Update on progress - below are my musings, not really seeking help unless anyone can point me to a fast transistor to replace a 2N3904?
The GPU is able to pull WAIT low in response to memory accesses by the host Z80. It's not rock-solid yet, though - I can adjust the delay for each memory access by setting a value in a GPU register accessible via an IO port, and turn the test on or off via that same register (bit 0 controls whether or not to apply WAIT states).
Most of the time it works fine - but every now and again it locks up with frenetic activity on the WAIT line. I need to spend some more time looking into the specific timings of what's going, but here's what I've found so far:
What you see above is a nanosecond-accurate timing chart for a typical memory read operation by the host Z80 (in the uCOM's case, a 10MHz Z80 running at 8MHz), with the FPGA's clock (asynchronous to the Z80's) at the bottom. Pay special attention to the red bar - this denotes the amount of time the FPGA has to detect a memory read op and set the WAIT signal high to trigger the 2N3904 transistor to pull the Z80_WAIT line low.

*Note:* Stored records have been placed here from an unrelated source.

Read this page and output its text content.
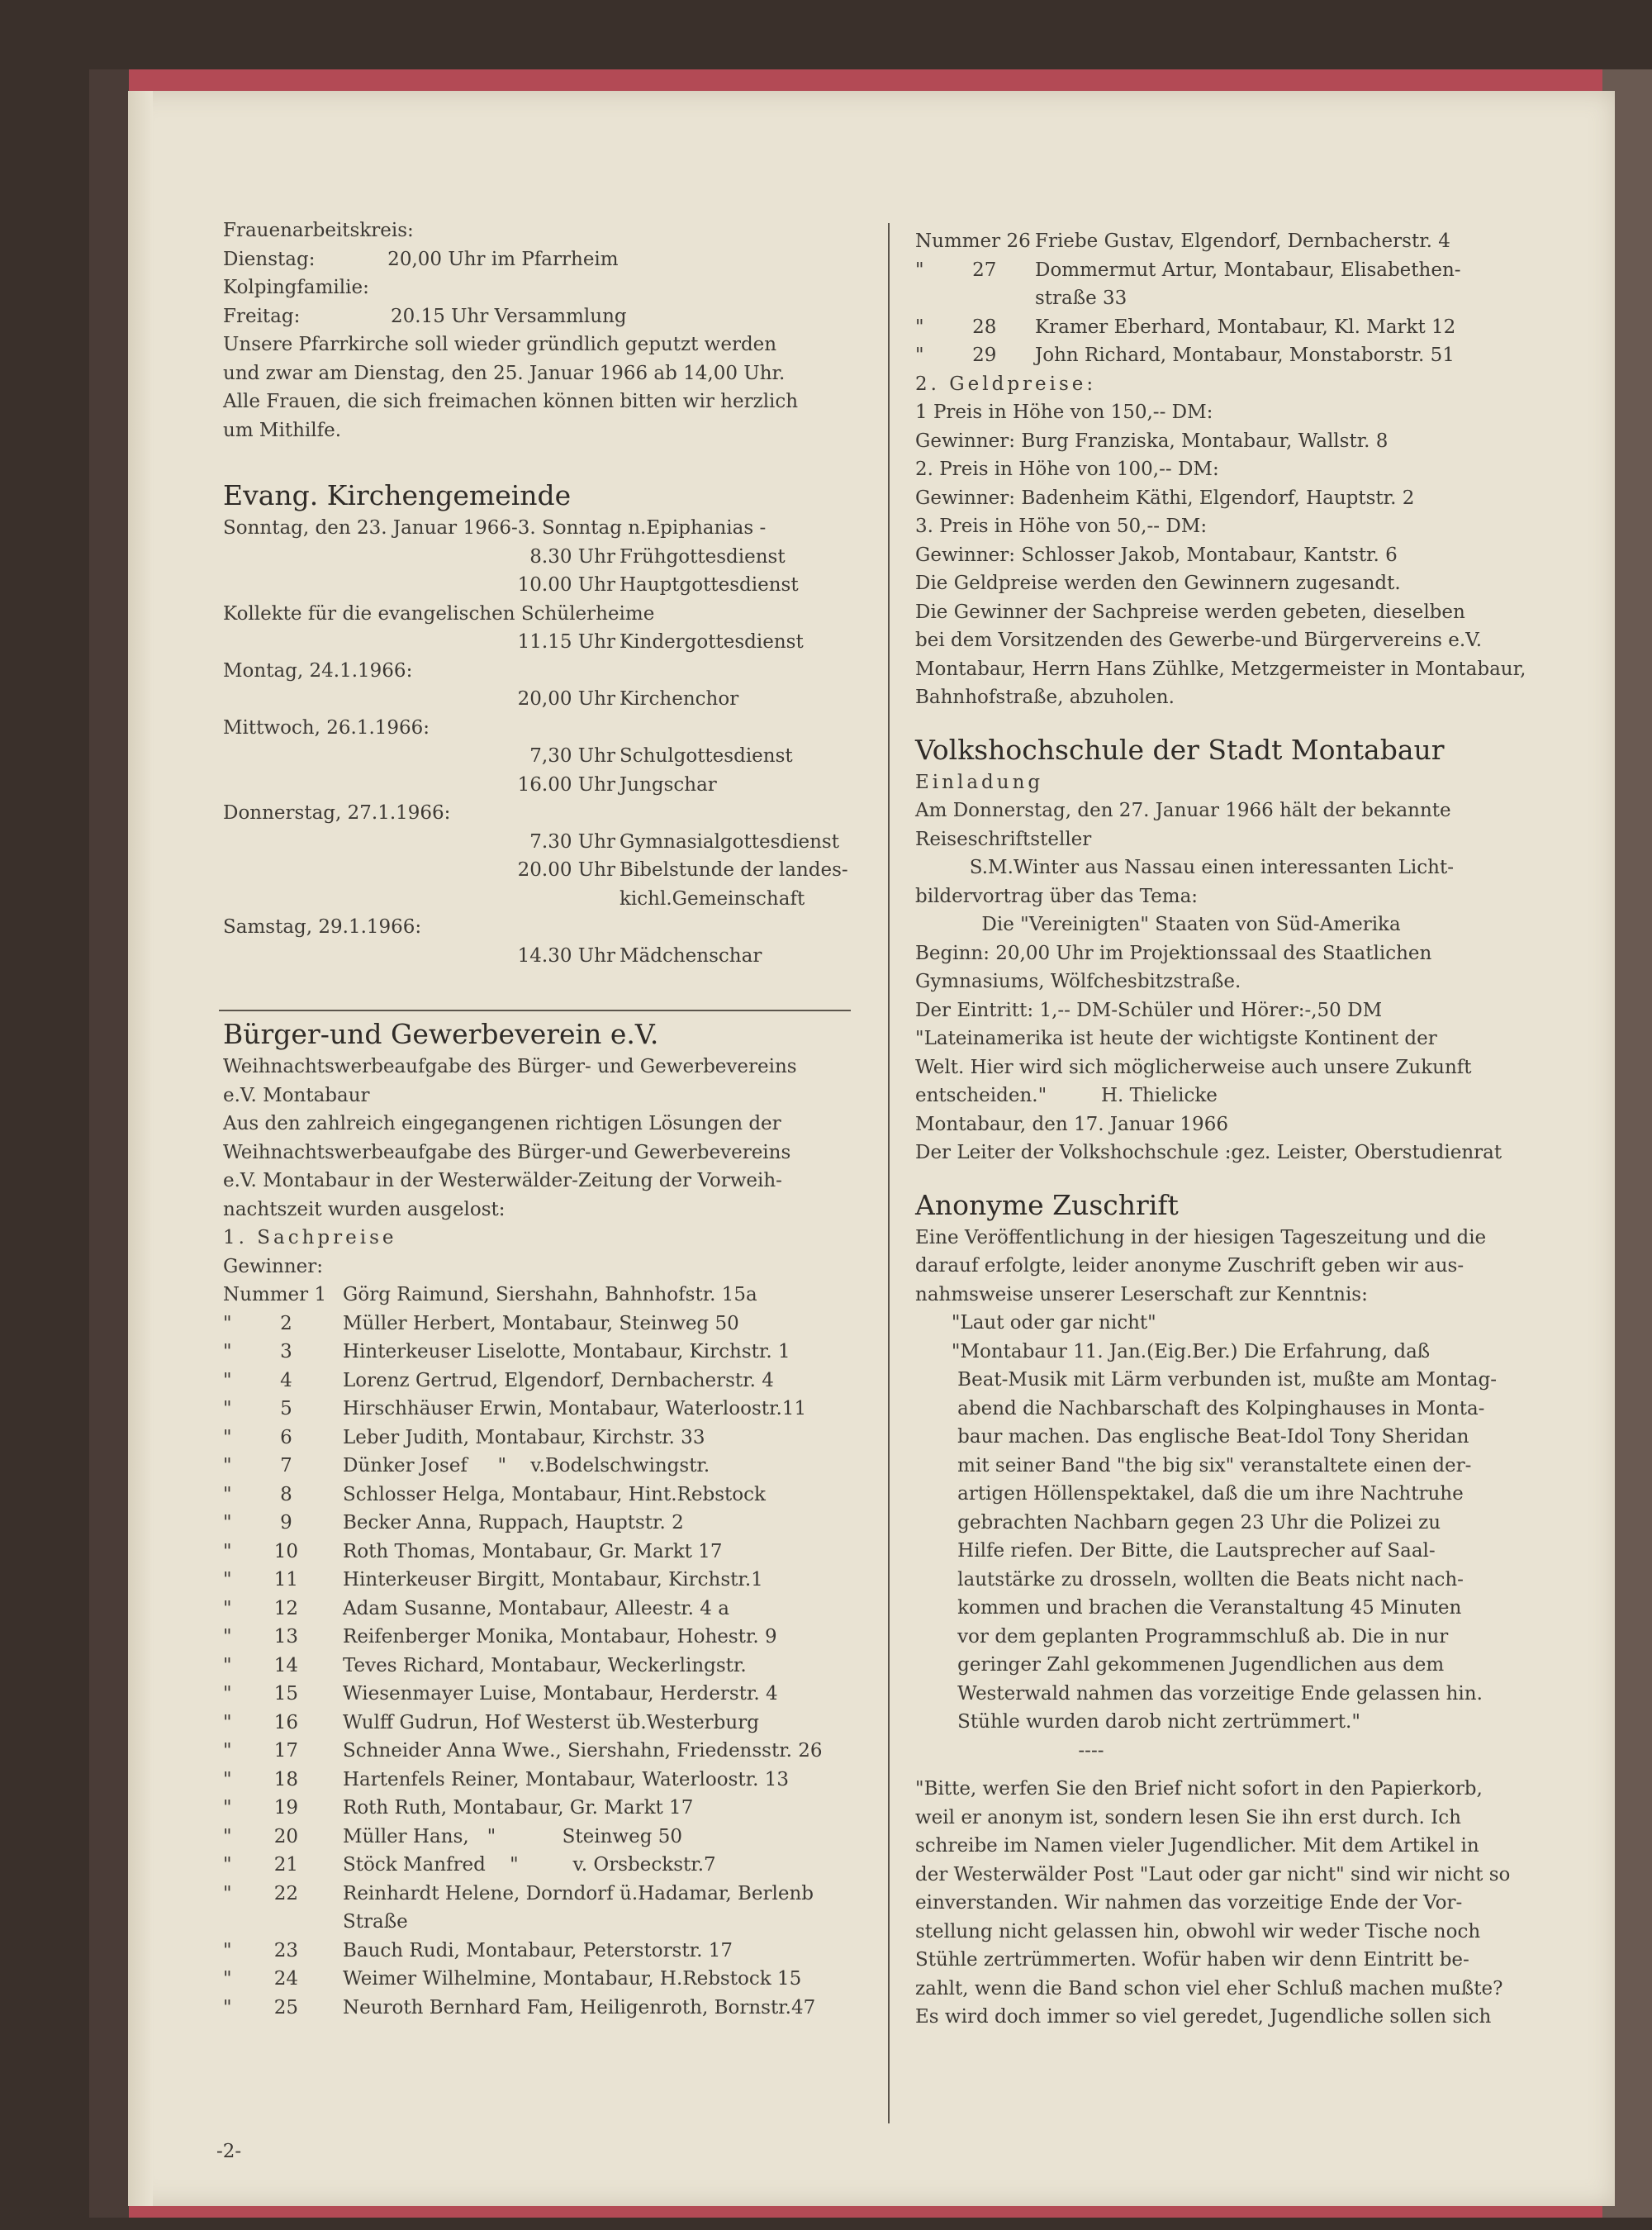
Frauenarbeitskreis:

Dienstag:            20,00 Uhr im Pfarrheim

Kolpingfamilie:

Freitag:               20.15 Uhr Versammlung

Unsere Pfarrkirche soll wieder gründlich geputzt werden

und zwar am Dienstag, den 25. Januar 1966 ab 14,00 Uhr.

Alle Frauen, die sich freimachen können bitten wir herzlich

um Mithilfe.

Evang. Kirchengemeinde

Sonntag, den 23. Januar 1966-3. Sonntag n.Epiphanias -

8.30 Uhr Frühgottesdienst
10.00 Uhr Hauptgottesdienst
Kollekte für die evangelischen Schülerheime
11.15 Uhr Kindergottesdienst
Montag, 24.1.1966:
20,00 Uhr Kirchenchor
Mittwoch, 26.1.1966:
7,30 Uhr Schulgottesdienst
16.00 Uhr Jungschar
Donnerstag, 27.1.1966:
7.30 Uhr Gymnasialgottesdienst
20.00 Uhr Bibelstunde der landes-
kichl.Gemeinschaft
Samstag, 29.1.1966:
14.30 Uhr Mädchenschar

Bürger-und Gewerbeverein e.V.

Weihnachtswerbeaufgabe des Bürger- und Gewerbevereins

e.V. Montabaur

Aus den zahlreich eingegangenen richtigen Lösungen der

Weihnachtswerbeaufgabe des Bürger-und Gewerbevereins

e.V. Montabaur in der Westerwälder-Zeitung der Vorweih-

nachtszeit wurden ausgelost:

1. Sachpreise

Gewinner:

Nummer 1 Görg Raimund, Siershahn, Bahnhofstr. 15a
"        2	Müller Herbert, Montabaur, Steinweg 50
"        3	Hinterkeuser Liselotte, Montabaur, Kirchstr. 1
"        4	Lorenz Gertrud, Elgendorf, Dernbacherstr. 4
"        5	Hirschhäuser Erwin, Montabaur, Waterloostr.11
"        6	Leber Judith, Montabaur, Kirchstr. 33
"        7	Dünker Josef     "    v.Bodelschwingstr.
"        8	Schlosser Helga, Montabaur, Hint.Rebstock
"        9	Becker Anna, Ruppach, Hauptstr. 2
"       10	Roth Thomas, Montabaur, Gr. Markt 17
"       11	Hinterkeuser Birgitt, Montabaur, Kirchstr.1
"       12	Adam Susanne, Montabaur, Alleestr. 4 a
"       13	Reifenberger Monika, Montabaur, Hohestr. 9
"       14	Teves Richard, Montabaur, Weckerlingstr.
"       15	Wiesenmayer Luise, Montabaur, Herderstr. 4
"       16	Wulff Gudrun, Hof Westerst üb.Westerburg
"       17	Schneider Anna Wwe., Siershahn, Friedensstr. 26
"       18	Hartenfels Reiner, Montabaur, Waterloostr. 13
"       19	Roth Ruth, Montabaur, Gr. Markt 17
"       20	Müller Hans,   "           Steinweg 50
"       21	Stöck Manfred    "         v. Orsbeckstr.7
"       22	Reinhardt Helene, Dorndorf ü.Hadamar, Berlenb
Straße
"       23	Bauch Rudi, Montabaur, Peterstorstr. 17
"       24	Weimer Wilhelmine, Montabaur, H.Rebstock 15
"       25	Neuroth Bernhard Fam, Heiligenroth, Bornstr.47

-2-

Nummer 26 Friebe Gustav, Elgendorf, Dernbacherstr. 4
"        27	Dommermut Artur, Montabaur, Elisabethen-
straße 33
"        28	Kramer Eberhard, Montabaur, Kl. Markt 12
"        29	John Richard, Montabaur, Monstaborstr. 51

2. Geldpreise:

1 Preis in Höhe von 150,-- DM:

Gewinner: Burg Franziska, Montabaur, Wallstr. 8

2. Preis in Höhe von 100,-- DM:

Gewinner: Badenheim Käthi, Elgendorf, Hauptstr. 2

3. Preis in Höhe von 50,-- DM:

Gewinner: Schlosser Jakob, Montabaur, Kantstr. 6

Die Geldpreise werden den Gewinnern zugesandt.

Die Gewinner der Sachpreise werden gebeten, dieselben

bei dem Vorsitzenden des Gewerbe-und Bürgervereins e.V.

Montabaur, Herrn Hans Zühlke, Metzgermeister in Montabaur,

Bahnhofstraße, abzuholen.

Volkshochschule der Stadt Montabaur

Einladung

Am Donnerstag, den 27. Januar 1966 hält der bekannte

Reiseschriftsteller

S.M.Winter aus Nassau einen interessanten Licht-

bildervortrag über das Tema:

Die "Vereinigten" Staaten von Süd-Amerika

Beginn: 20,00 Uhr im Projektionssaal des Staatlichen

Gymnasiums, Wölfchesbitzstraße.

Der Eintritt: 1,-- DM-Schüler und Hörer:-,50 DM

"Lateinamerika ist heute der wichtigste Kontinent der

Welt. Hier wird sich möglicherweise auch unsere Zukunft

entscheiden."         H. Thielicke

Montabaur, den 17. Januar 1966

Der Leiter der Volkshochschule :gez. Leister, Oberstudienrat

Anonyme Zuschrift

Eine Veröffentlichung in der hiesigen Tageszeitung und die

darauf erfolgte, leider anonyme Zuschrift geben wir aus-

nahmsweise unserer Leserschaft zur Kenntnis:

"Laut oder gar nicht"

"Montabaur 11. Jan.(Eig.Ber.) Die Erfahrung, daß

Beat-Musik mit Lärm verbunden ist, mußte am Montag-

abend die Nachbarschaft des Kolpinghauses in Monta-

baur machen. Das englische Beat-Idol Tony Sheridan

mit seiner Band "the big six" veranstaltete einen der-

artigen Höllenspektakel, daß die um ihre Nachtruhe

gebrachten Nachbarn gegen 23 Uhr die Polizei zu

Hilfe riefen. Der Bitte, die Lautsprecher auf Saal-

lautstärke zu drosseln, wollten die Beats nicht nach-

kommen und brachen die Veranstaltung 45 Minuten

vor dem geplanten Programmschluß ab. Die in nur

geringer Zahl gekommenen Jugendlichen aus dem

Westerwald nahmen das vorzeitige Ende gelassen hin.

Stühle wurden darob nicht zertrümmert."

----

"Bitte, werfen Sie den Brief nicht sofort in den Papierkorb,

weil er anonym ist, sondern lesen Sie ihn erst durch. Ich

schreibe im Namen vieler Jugendlicher. Mit dem Artikel in

der Westerwälder Post "Laut oder gar nicht" sind wir nicht so

einverstanden. Wir nahmen das vorzeitige Ende der Vor-

stellung nicht gelassen hin, obwohl wir weder Tische noch

Stühle zertrümmerten. Wofür haben wir denn Eintritt be-

zahlt, wenn die Band schon viel eher Schluß machen mußte?

Es wird doch immer so viel geredet, Jugendliche sollen sich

TsWAIT(Cf) is the critical timing, the time for WAIT to stabilise LOW before it is sampled by the Z80 on the falling edge of its T2 clock cycle - on the above diagram, it has been extended to include the 2N3904's Td (activation delay), so instead of 20ns as quoted in the Z80's specifications for the 10MHz variant, it is 55ns because of the additional 35ns required by the 2N3904 to pull the WAIT line low. This is an approximation - I'm no expert at reading or understanding datasheets, this is my best guess and is likely a ballpark figure at best.
So this explains some of the crashes I was experiencing when I first tried inserting WAIT states, as I was waiting to decode a memory read, which requires RD to go low, and as you can see in the chart above it doesn't leave enough time to get WAIT pulled low in time. Instead, the FPGA is now pulling WAIT low the cycle it sees MREQ go low and the address lines match the GPU RAM address range. It's a lot more stable now, but I'm still getting occasional crashes - or certain crashes if I do a memory op with LDIR, one of the Z80's fast block-memory op commands.
So timing is still an issue. It just surprises me that it is an issue at all, because (to me) the FPGA is fast, but I guess not as fast as dedicated, discrete chips decoding the memory op and address range (or a chip select, more likely) in old peripheral equipment back in the day.
Is there anything faster than a 2N3904, I wonder? That 35ns delay is a killer.